Date: 2014-05-20 04:53 pm (UTC)
From: [identity profile] malasadas.livejournal.com
Teachers, at least in the USA, have suffered from that as a pretty widespread phenomenon for a long time. The average person K-12 here spends 15,000 hours in classrooms...so even when you respect your teachers, the work SEEMS familiar. Plus, teachers are among the only professionals who are tasked with "giving away" their expertise...both in knowledge and in the skills to continue learning. Surgeons don't teach you how to perform operations and lawyers don't give away their legal education.

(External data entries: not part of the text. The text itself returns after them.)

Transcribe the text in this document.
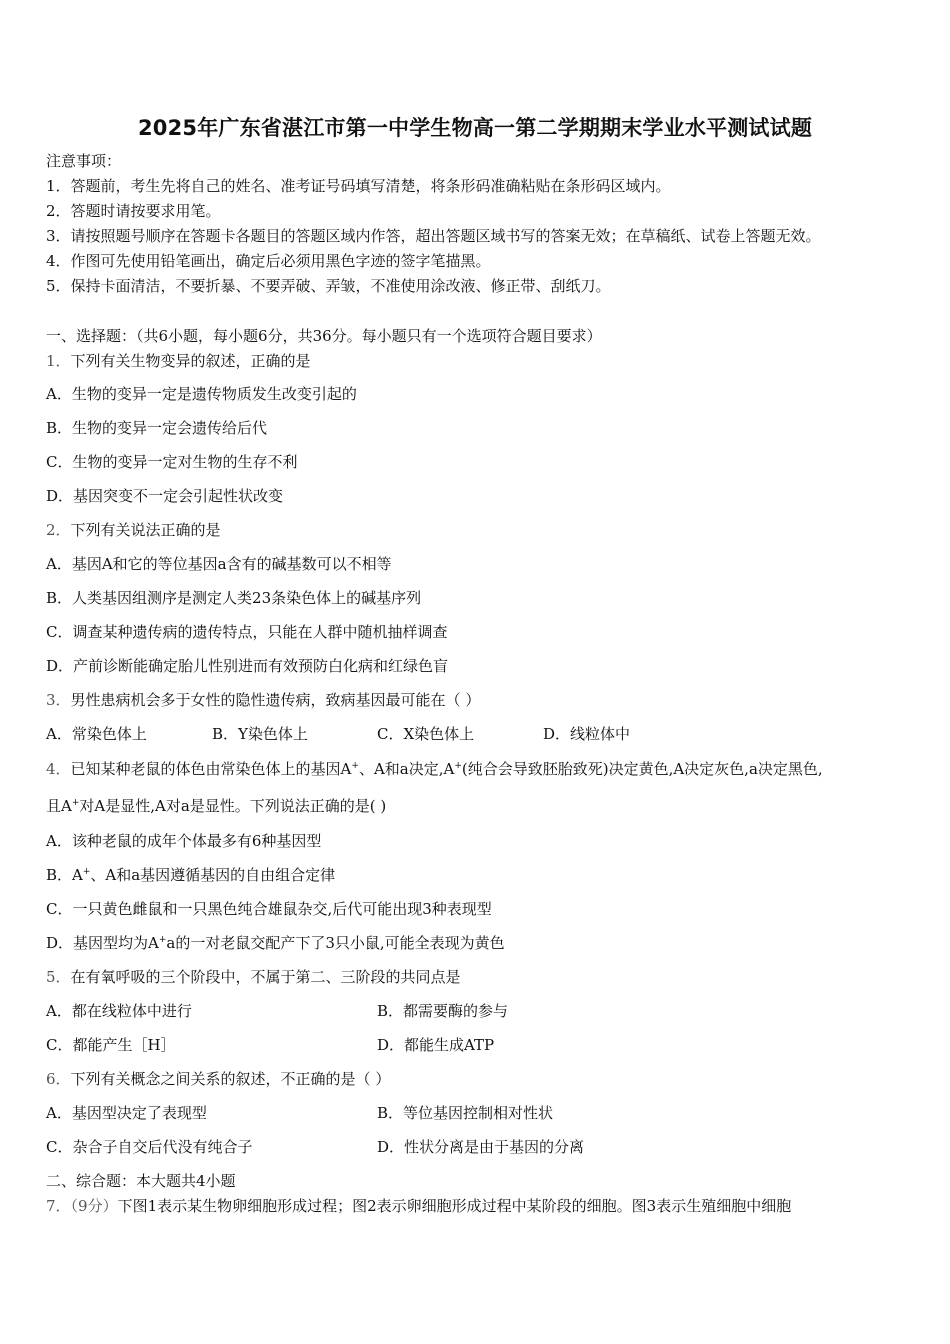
2025年广东省湛江市第一中学生物高一第二学期期末学业水平测试试题
注意事项：
1．答题前，考生先将自己的姓名、准考证号码填写清楚，将条形码准确粘贴在条形码区域内。
2．答题时请按要求用笔。
3．请按照题号顺序在答题卡各题目的答题区域内作答，超出答题区域书写的答案无效；在草稿纸、试卷上答题无效。
4．作图可先使用铅笔画出，确定后必须用黑色字迹的签字笔描黑。
5．保持卡面清洁，不要折暴、不要弄破、弄皱，不准使用涂改液、修正带、刮纸刀。
一、选择题：（共6小题，每小题6分，共36分。每小题只有一个选项符合题目要求）
1．下列有关生物变异的叙述，正确的是
A．生物的变异一定是遗传物质发生改变引起的
B．生物的变异一定会遗传给后代
C．生物的变异一定对生物的生存不利
D．基因突变不一定会引起性状改变
2．下列有关说法正确的是
A．基因A和它的等位基因a含有的碱基数可以不相等
B．人类基因组测序是测定人类23条染色体上的碱基序列
C．调查某种遗传病的遗传特点，只能在人群中随机抽样调查
D．产前诊断能确定胎儿性别进而有效预防白化病和红绿色盲
3．男性患病机会多于女性的隐性遗传病，致病基因最可能在（ ）
A．常染色体上	B．Y染色体上	C．X染色体上	D．线粒体中
4．已知某种老鼠的体色由常染色体上的基因A+、A和a决定,A+(纯合会导致胚胎致死)决定黄色,A决定灰色,a决定黑色,
且A+对A是显性,A对a是显性。下列说法正确的是( )
A．该种老鼠的成年个体最多有6种基因型
B．A+、A和a基因遵循基因的自由组合定律
C．一只黄色雌鼠和一只黑色纯合雄鼠杂交,后代可能出现3种表现型
D．基因型均为A+a的一对老鼠交配产下了3只小鼠,可能全表现为黄色
5．在有氧呼吸的三个阶段中，不属于第二、三阶段的共同点是
A．都在线粒体中进行	B．都需要酶的参与
C．都能产生［H］	D．都能生成ATP
6．下列有关概念之间关系的叙述，不正确的是（ ）
A．基因型决定了表现型	B．等位基因控制相对性状
C．杂合子自交后代没有纯合子	D．性状分离是由于基因的分离
二、综合题：本大题共4小题
7．（9分）下图1表示某生物卵细胞形成过程；图2表示卵细胞形成过程中某阶段的细胞。图3表示生殖细胞中细胞
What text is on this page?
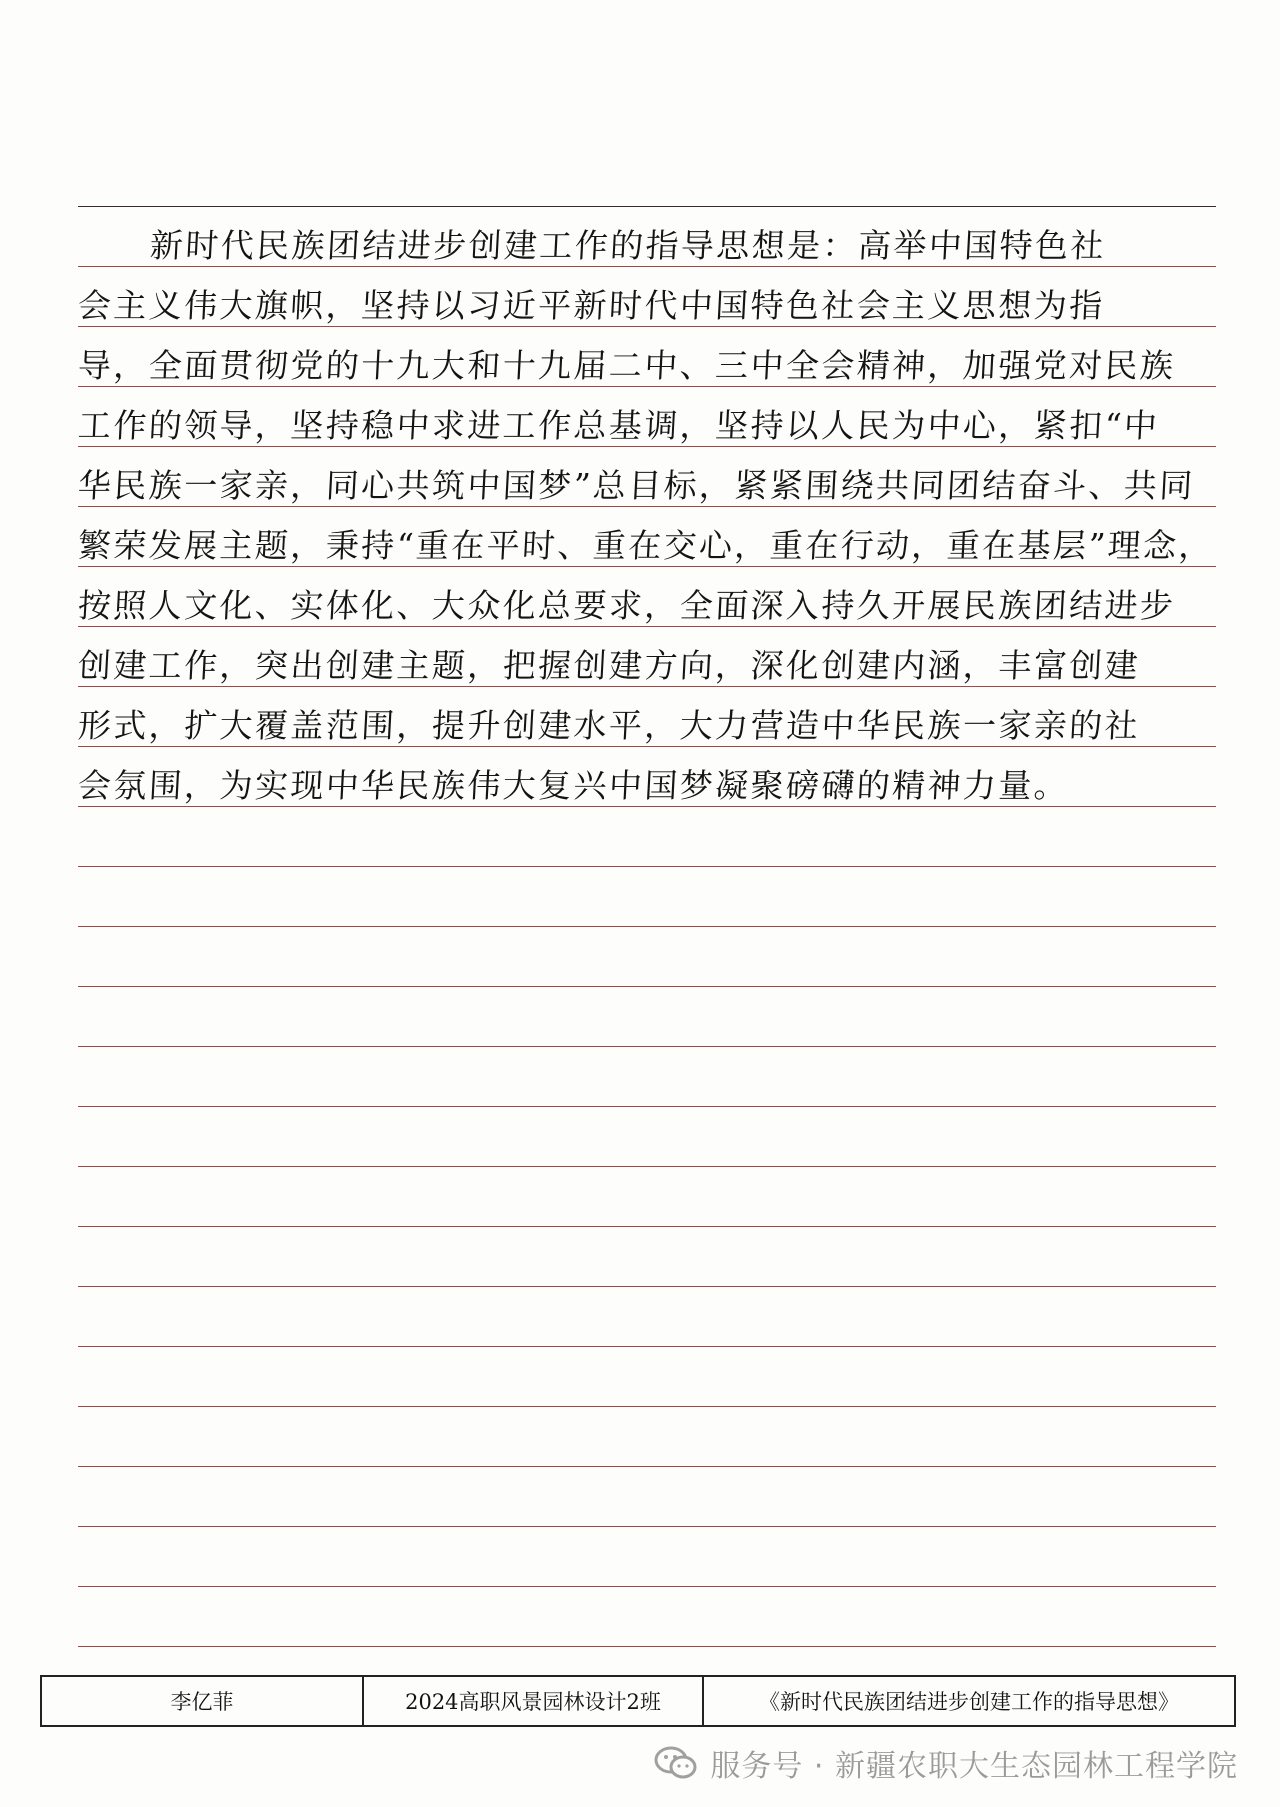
新时代民族团结进步创建工作的指导思想是：高举中国特色社
会主义伟大旗帜，坚持以习近平新时代中国特色社会主义思想为指
导，全面贯彻党的十九大和十九届二中、三中全会精神，加强党对民族
工作的领导，坚持稳中求进工作总基调，坚持以人民为中心，紧扣“中
华民族一家亲，同心共筑中国梦”总目标，紧紧围绕共同团结奋斗、共同
繁荣发展主题，秉持“重在平时、重在交心，重在行动，重在基层”理念，
按照人文化、实体化、大众化总要求，全面深入持久开展民族团结进步
创建工作，突出创建主题，把握创建方向，深化创建内涵，丰富创建
形式，扩大覆盖范围，提升创建水平，大力营造中华民族一家亲的社
会氛围，为实现中华民族伟大复兴中国梦凝聚磅礴的精神力量。
李亿菲	2024高职风景园林设计2班	《新时代民族团结进步创建工作的指导思想》
服务号 · 新疆农职大生态园林工程学院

That leads a lot of people to think all a teacher knows is in the textbook and then they discount that making that text pedagogically powerful for many different people is a skill everyone does NOT have.

Gates is one of those people who come along and have a special insight into a field that nobody else has, and it made him very successful. It is also likely that his insight was not the result of his formal education although that education put him in the time and place to have it.

He very wrongfully extrapolates that formal education did very little for him and that his experience can be generalized in the slightest.